If you’ve battled your way through any of the earlier LEGO games then there’s little doubt you’ll know exactly what’s expected here. In short, a series of familiar characters are remodelled out of LEGO and thrust into an accessible mix of action and puzzle solving. It worked for Star Wars, it worked for Indiana Jones and now, once again, it works for LEGO Batman.
Unlike the previous games, though, LEGO Batman doesn’t wrap its narrative around a film story, instead making up some bumph about lots of villains escaping from Arkham Asylum. From there the game splits into a series of levels that first see you tracking down and defeating some of Batman’s nemeses (including many you’ve heard of and some you may not have done), and then ultimately turning the tables and taking the role of them too.

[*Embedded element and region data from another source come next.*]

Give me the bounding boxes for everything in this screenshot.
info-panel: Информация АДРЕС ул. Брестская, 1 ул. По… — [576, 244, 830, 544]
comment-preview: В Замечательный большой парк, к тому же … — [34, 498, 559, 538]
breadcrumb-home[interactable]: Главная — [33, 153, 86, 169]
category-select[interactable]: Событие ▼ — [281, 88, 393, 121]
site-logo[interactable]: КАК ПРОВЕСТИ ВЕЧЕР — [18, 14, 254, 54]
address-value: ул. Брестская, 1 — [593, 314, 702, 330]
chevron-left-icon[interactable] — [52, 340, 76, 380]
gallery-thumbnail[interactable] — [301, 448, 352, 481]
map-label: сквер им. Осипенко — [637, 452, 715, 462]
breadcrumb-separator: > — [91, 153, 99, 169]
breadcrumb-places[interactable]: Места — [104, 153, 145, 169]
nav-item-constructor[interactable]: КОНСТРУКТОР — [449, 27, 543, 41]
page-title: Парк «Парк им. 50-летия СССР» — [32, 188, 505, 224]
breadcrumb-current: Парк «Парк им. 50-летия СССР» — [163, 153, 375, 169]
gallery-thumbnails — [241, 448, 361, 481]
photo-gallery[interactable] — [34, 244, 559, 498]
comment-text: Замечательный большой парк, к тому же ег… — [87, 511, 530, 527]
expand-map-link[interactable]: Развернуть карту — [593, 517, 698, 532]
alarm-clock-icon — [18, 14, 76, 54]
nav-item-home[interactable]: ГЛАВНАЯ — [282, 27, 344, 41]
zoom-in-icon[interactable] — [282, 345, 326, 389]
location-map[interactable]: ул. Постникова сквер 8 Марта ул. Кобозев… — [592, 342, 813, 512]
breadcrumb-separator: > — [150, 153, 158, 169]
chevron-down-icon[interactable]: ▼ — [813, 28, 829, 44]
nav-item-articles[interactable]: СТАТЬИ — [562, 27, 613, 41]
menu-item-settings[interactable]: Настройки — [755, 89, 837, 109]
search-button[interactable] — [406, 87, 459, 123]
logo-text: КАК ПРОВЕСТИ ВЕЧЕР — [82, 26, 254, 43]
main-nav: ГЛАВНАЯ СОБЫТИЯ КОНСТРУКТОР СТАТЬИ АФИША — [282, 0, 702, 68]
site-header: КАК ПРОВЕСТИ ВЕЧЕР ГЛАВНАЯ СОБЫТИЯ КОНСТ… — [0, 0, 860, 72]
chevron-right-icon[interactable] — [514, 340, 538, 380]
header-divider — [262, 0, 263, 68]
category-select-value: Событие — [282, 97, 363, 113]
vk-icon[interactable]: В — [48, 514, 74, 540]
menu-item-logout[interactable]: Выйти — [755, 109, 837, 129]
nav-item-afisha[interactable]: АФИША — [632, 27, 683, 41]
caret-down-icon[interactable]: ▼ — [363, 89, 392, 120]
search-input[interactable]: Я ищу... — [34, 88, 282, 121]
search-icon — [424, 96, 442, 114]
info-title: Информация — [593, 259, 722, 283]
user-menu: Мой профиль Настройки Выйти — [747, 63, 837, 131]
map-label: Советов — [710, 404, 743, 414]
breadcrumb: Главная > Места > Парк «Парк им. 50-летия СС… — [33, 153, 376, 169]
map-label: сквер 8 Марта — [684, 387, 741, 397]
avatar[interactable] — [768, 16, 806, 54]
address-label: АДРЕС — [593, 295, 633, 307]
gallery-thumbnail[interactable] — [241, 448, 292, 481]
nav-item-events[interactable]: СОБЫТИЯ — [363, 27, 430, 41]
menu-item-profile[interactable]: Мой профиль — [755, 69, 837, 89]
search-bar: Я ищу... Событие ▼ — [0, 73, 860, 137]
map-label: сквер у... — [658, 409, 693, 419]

As usual, you play and flip between an assortment of characters and the controls are easy to pick up. Whether jumping between platforms, activating special weapons or functions or simply fighting away, there’s little to learn but plenty to enjoy.
LEGO Batman does, however, have tricks of its own. For instance, Batman comes armed with a grappling hook to swing up to higher ledges and a slightly fiddly batarang to knock out distant objects and foes. Furthermore, the vehicle count is up and there’s an assortment of suits to discover and wear that bring you special added powers.
So, for instance, Robin may get himself some metal boots so that he can walk vertically along metallic surfaces, or Batman may get the ability to glide and thus cover large gaps that would otherwise be unbridgeable. Again, all good fun.
For all this, however, the game mechanic soon falls into the same pattern, with the same highs and lows. It’s frustrating, for instance, that the camera angle still makes some platform jumps a lot trickier than you’d expect them to be, and the puzzles, while generally quite good fun and not too taxing, sometimes are a little irritating (often a case of exploring and looking for a glimmer of a visual clue, rather than puzzling much out).
LEGO Batman also hits you with Danny Elfman’s terrific music from the 1989 Batman movie, on loop. This is all well and good until you’ve heard it for the umpteenth time. Then it’s not so well and good at all.
On the bright side, LEGO Batman is more good than bad, the game is really good fun to play and the LEGO recreations of the assorted characters are a hoot. In multiplayer it’s even better and it’s genuinely a game that can be enjoyed by pretty much all of the family.
While it might be nice next time around if they could shake up one or two of the conventions a bit – for instance, we know that a smooth floor means we can shunt a box along, and a big glow somewhere is always a clue – it’s hard to grumble at a game that keeps its tongue so firmly in its cheek and is mighty good fun to play. And the cut scenes are just brilliant.